There was no sight of the city, just an endless ocean of black, shimmering sand dunes.

He wasn’t looking at the desert when I turned back to him. He was staring at me.

“Why did you do it, Ciana? Why did you come with me?”

“Well, I didn’t know you were going somewhere or that you were leaving at all. It just looked like the guards were about to kill you, and I…” I drew in a shaky breath, remembering the moment of pure horror slicing through me when I saw the arrows pointed at him. “I just couldn’t let that happen,” I exhaled.

In one quick movement, he drew me to him.

“Careless, reckless woman. Selfless and brave,” headmonished and praised in the same breath, pressing me to his chest impossibly hard, as if wishing for us to merge into one.

Resting my cheek on his chest, I felt like this was exactly the place where I wished to be, that I could stay like this forever—calm and safe, even in the middle of nowhere.

With a finger under my chin, he lifted my face to his.

“What am I to do with you now?” It didn’t come as a hypothetical or rhetorical question. The bewilderment on his face was real.

“Take me with you, Kurai. Let me come with you wherever you’re going.” I said, shocking myself possibly even more than him with my request.

Trusting a man was the worst mistake of my past. Yet as I spoke, my confidence in my decision grew. He was my only friend in this world, the only one I could count on.

But Kurai shook his head adamantly. “I’m a wanted man now, Ciana. The guards are searching for me already.”

“Why? What do they want with you?”

“Arrest and execute me,” he said calmly.

“For what?”

“For treason.”

I peered at him carefully. “Are you guilty what they’re accusing you of?”

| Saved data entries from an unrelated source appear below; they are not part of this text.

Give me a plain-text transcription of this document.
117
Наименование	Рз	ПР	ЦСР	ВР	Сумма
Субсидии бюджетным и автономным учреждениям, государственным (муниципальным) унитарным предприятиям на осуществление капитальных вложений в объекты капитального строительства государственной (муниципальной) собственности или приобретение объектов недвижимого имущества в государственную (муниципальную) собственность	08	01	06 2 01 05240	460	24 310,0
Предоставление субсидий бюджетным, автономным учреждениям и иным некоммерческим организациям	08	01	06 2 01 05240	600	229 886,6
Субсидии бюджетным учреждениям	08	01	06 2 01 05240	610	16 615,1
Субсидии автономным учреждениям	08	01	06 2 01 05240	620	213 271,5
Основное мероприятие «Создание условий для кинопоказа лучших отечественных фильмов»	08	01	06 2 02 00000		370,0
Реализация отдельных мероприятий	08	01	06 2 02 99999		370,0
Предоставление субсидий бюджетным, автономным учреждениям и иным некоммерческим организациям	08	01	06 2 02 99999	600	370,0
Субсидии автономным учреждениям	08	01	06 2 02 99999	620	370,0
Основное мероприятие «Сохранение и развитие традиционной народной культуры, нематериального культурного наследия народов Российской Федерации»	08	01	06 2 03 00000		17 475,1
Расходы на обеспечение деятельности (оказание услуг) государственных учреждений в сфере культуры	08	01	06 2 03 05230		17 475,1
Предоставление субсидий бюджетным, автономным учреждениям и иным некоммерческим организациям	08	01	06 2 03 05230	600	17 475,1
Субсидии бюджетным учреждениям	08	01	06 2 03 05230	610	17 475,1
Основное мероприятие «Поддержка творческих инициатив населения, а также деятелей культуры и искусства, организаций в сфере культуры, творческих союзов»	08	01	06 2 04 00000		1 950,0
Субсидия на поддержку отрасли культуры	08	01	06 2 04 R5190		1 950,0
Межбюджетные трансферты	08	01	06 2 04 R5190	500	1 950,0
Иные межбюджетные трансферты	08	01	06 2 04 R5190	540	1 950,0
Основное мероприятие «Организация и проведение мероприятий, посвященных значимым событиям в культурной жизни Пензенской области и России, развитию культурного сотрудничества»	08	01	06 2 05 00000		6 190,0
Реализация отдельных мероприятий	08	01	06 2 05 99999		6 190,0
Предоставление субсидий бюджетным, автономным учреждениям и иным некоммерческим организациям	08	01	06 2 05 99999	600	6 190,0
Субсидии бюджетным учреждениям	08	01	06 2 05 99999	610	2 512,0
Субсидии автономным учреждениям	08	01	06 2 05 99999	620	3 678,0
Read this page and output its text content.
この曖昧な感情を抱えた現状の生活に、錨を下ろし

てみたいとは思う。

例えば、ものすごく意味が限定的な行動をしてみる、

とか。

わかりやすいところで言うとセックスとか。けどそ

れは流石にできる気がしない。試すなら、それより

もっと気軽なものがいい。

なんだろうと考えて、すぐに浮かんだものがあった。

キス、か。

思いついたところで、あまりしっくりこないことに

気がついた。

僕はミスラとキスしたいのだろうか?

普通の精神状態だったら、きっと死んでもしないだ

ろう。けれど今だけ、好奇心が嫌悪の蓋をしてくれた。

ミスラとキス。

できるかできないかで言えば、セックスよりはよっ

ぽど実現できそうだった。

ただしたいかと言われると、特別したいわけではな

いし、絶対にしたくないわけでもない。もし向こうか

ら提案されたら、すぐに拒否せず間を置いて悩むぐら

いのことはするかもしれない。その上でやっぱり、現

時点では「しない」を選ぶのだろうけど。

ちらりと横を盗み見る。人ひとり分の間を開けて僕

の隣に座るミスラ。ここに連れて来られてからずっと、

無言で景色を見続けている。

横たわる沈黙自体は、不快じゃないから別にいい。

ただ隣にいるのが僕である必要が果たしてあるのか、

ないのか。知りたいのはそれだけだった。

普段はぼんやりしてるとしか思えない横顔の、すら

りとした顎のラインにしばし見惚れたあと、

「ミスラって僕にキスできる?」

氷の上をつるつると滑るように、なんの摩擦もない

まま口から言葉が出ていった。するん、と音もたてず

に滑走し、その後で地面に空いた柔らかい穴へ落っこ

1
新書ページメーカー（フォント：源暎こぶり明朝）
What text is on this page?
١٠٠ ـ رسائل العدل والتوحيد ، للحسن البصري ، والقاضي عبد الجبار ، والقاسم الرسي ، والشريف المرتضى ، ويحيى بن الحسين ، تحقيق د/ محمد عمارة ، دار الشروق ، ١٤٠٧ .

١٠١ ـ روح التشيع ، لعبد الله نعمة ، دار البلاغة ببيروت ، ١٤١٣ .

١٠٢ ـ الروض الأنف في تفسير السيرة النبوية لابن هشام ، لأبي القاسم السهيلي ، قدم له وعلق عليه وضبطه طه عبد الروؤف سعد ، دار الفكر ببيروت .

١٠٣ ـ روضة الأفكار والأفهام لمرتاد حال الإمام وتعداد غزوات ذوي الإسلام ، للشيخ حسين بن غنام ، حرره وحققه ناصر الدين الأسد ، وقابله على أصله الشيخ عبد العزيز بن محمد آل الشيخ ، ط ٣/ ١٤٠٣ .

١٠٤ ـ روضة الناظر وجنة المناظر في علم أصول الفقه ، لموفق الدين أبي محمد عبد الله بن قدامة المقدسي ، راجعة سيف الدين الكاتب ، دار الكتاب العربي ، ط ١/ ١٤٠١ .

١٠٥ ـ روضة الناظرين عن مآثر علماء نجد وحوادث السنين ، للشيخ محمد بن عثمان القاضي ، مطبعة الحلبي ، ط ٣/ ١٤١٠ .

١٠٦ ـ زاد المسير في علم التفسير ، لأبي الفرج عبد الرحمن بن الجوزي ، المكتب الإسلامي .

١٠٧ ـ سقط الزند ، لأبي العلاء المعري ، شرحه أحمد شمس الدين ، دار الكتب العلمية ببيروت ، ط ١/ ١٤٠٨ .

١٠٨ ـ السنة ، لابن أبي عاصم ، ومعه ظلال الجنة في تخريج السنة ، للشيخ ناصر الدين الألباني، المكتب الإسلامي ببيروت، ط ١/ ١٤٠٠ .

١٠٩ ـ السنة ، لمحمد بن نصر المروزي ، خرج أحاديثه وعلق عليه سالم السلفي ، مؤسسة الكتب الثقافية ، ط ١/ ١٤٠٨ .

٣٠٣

“Yes. Very much so,” he confessed with no hesitation.

“What did you do?”

“It’s best for you not to know the details. It’s safer for all the people involved in it too.”

A treason was an act of rebellion against the ruling monarch. Kurai broke the law. But were the laws that made it legal to kidnap and hold me captive worth obeying?

“Did you…kill anyone?” I asked.

“Not this time.” His brow furrowed, as if that fact upset him.

“But have you? In the past?” A chill of apprehension trickled down my spine in anticipation of his answer.

He searched my eyes, as if trying to read my thoughts andgauge my expectations. My opinion clearly mattered to him. But I trusted he wouldn’t lie to me because of it.

“I’m trained to kill, Ciana. It’s part of my duties to protect the Joy.”

“But have you? Have you ever killed anyone?” I insisted.

“I have,” he admitted.

I swallowed hard, trying to reconcile the image of a murderer with the calm, kind man I’d grown to know.